7 thoughts on “Merit Pay

  1. There is accountability in education. Parents, administration, state/national pressure, students (students know when they are not getting the best education), and personal reputation (most teachers are highly reflective and most want to do a good job) make teachers accountable. Work does not end in the classroom. After work is filled with meeting with students, revising lesson plans, grading papers, and teaching sports/ other activities. Nights are not always family time as a good teacher will be trying to think about how to help students that are struggling while recreating lesson plans. When I began teaching it was a 20+ hour a day job that went 7 days a week. After developing arts integrated, student centered lesson the day was still long. Even experienced teachers are in the building from 5 am to 5 pm. Teachers do not get pay bonuses for doing a better job, instead in the city they often get put with more challenging classes. Teachers do not have to only worry about themselves either, they have to worry about the 100+ kids they are teaching, the students they taught, and the students they help with after school programming. Summers are not always vacations because often they are filled with work to be done including summer school and professional development.

    I took a break from teaching and was able to work a job, develop a NPO from the ground-up, train and run a half marathon a month, and work an internship to build abilities that I wanted to gain. All that being said I still was able to sleep 8 hours a night and feel much more refreshed then when teaching. Teachers work hard and put so much into their job.

  2. pg,

    My daughter goes to what is termed an “alternative school” in Seattle. It is loosely based on the idea of Summerhill, a student centered, project based program.

    The approach of this sort of education is that there is more than one way to solve a problem, that what inspires learning is starting with what the student can see, is interested in and then allowing the student to take it from there.

    It has nothing to do with mindless drilling of facts and numbers that get memorized for a test and then quickly forgotten.

    It has to do with critical thinking and finding creative solutions to an intellectual challenge.

    And actually, teachers put in many more hours than you might be aware of. They stay after school to grade papers and put together lesson plans, they fund raise for their classes so that they can take field trips, they scour flea markets and discount stores looking for things that they can use in their classrooms.

    Attacking a union, particularly the teacher’s union, is not the way to solve what many people are painting as a disparity in education.

    I refer to it as an “opportunity gap” between the have’s and the have not’s.

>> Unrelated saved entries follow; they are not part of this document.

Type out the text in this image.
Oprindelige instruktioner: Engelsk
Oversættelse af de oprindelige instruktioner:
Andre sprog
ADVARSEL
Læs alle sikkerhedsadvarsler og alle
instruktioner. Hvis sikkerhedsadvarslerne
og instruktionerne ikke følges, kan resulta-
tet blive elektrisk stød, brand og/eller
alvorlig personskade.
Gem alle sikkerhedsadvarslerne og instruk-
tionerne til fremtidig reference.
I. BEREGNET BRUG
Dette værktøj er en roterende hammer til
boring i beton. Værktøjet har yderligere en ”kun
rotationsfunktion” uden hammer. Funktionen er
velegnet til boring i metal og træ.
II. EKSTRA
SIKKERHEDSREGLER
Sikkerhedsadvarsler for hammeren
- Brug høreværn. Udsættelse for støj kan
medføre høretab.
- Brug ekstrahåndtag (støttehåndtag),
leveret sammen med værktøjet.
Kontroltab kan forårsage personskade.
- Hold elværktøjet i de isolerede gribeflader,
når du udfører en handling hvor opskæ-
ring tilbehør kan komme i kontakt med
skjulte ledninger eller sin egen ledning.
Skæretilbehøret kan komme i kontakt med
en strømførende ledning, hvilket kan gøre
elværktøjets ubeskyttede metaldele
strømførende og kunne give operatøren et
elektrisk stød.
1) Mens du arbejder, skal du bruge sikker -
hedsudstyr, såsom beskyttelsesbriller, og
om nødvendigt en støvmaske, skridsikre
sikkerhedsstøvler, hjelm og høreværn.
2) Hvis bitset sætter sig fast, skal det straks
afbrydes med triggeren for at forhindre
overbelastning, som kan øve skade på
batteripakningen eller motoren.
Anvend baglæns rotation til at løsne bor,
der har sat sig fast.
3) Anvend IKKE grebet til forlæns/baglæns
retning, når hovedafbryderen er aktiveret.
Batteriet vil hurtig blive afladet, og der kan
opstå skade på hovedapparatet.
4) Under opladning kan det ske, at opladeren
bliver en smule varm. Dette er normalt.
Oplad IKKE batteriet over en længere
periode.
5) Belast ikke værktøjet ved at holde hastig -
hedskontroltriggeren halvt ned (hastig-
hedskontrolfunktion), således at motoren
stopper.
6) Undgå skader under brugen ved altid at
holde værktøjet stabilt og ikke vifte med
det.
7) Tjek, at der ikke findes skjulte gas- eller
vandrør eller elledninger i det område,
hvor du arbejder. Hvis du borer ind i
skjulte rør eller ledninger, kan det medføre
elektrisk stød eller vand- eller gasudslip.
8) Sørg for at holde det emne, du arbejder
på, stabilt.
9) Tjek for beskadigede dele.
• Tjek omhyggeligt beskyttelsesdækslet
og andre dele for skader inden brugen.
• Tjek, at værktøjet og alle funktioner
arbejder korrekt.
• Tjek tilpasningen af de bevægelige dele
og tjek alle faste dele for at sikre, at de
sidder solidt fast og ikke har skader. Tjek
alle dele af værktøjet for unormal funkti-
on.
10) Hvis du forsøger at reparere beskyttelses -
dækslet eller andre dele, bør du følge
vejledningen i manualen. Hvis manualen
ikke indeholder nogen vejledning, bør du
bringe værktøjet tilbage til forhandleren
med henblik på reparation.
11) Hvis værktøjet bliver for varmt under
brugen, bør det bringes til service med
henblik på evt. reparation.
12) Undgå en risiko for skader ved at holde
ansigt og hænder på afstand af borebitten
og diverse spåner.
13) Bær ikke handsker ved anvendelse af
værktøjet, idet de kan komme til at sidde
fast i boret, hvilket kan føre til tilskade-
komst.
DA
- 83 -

If a child is not ready to learn; a child who might be hungry, distracted by family matters, tired from something that might have happened at home, cold because they don’t have enough to wear, then other actions must be taken to ensure that the child is focused and energetic and ready to take on whatever the teacher has to offer. Then the teacher can be “effective”.

    Blaming it on teachers is not understanding the underlying problems that are created by poverty.

    Unions are an important way to ensure fairness and protections from the whims of employers. It is also a way to ensure that we continue to have a middle class in this country, a place where many of us can be.

    You take away unions and you take away the middle class.

    You take away the middle class and then there is no one to buy your goods or services.

    That would leave us with nothing in the end and an even less educated class of Americans who are not able to think for themselves which is not a good thing unless that’s what you want.

  3. Interesting web site… It appears you are against charter schools, against merit pay, against testing.
    What is your solution? More of the same?
    Teachers want to be treated like professionals, but don’t want any accoutability that is routine to other professionals. They want a comparable salary, but don’t want to put in the same hours. The national average for teacher salary is $56,000. Not to bad for a job with over 13 weeks of vacation.
    If the NEA is interested in nothing but business as usual, how do we get out of the tail spin?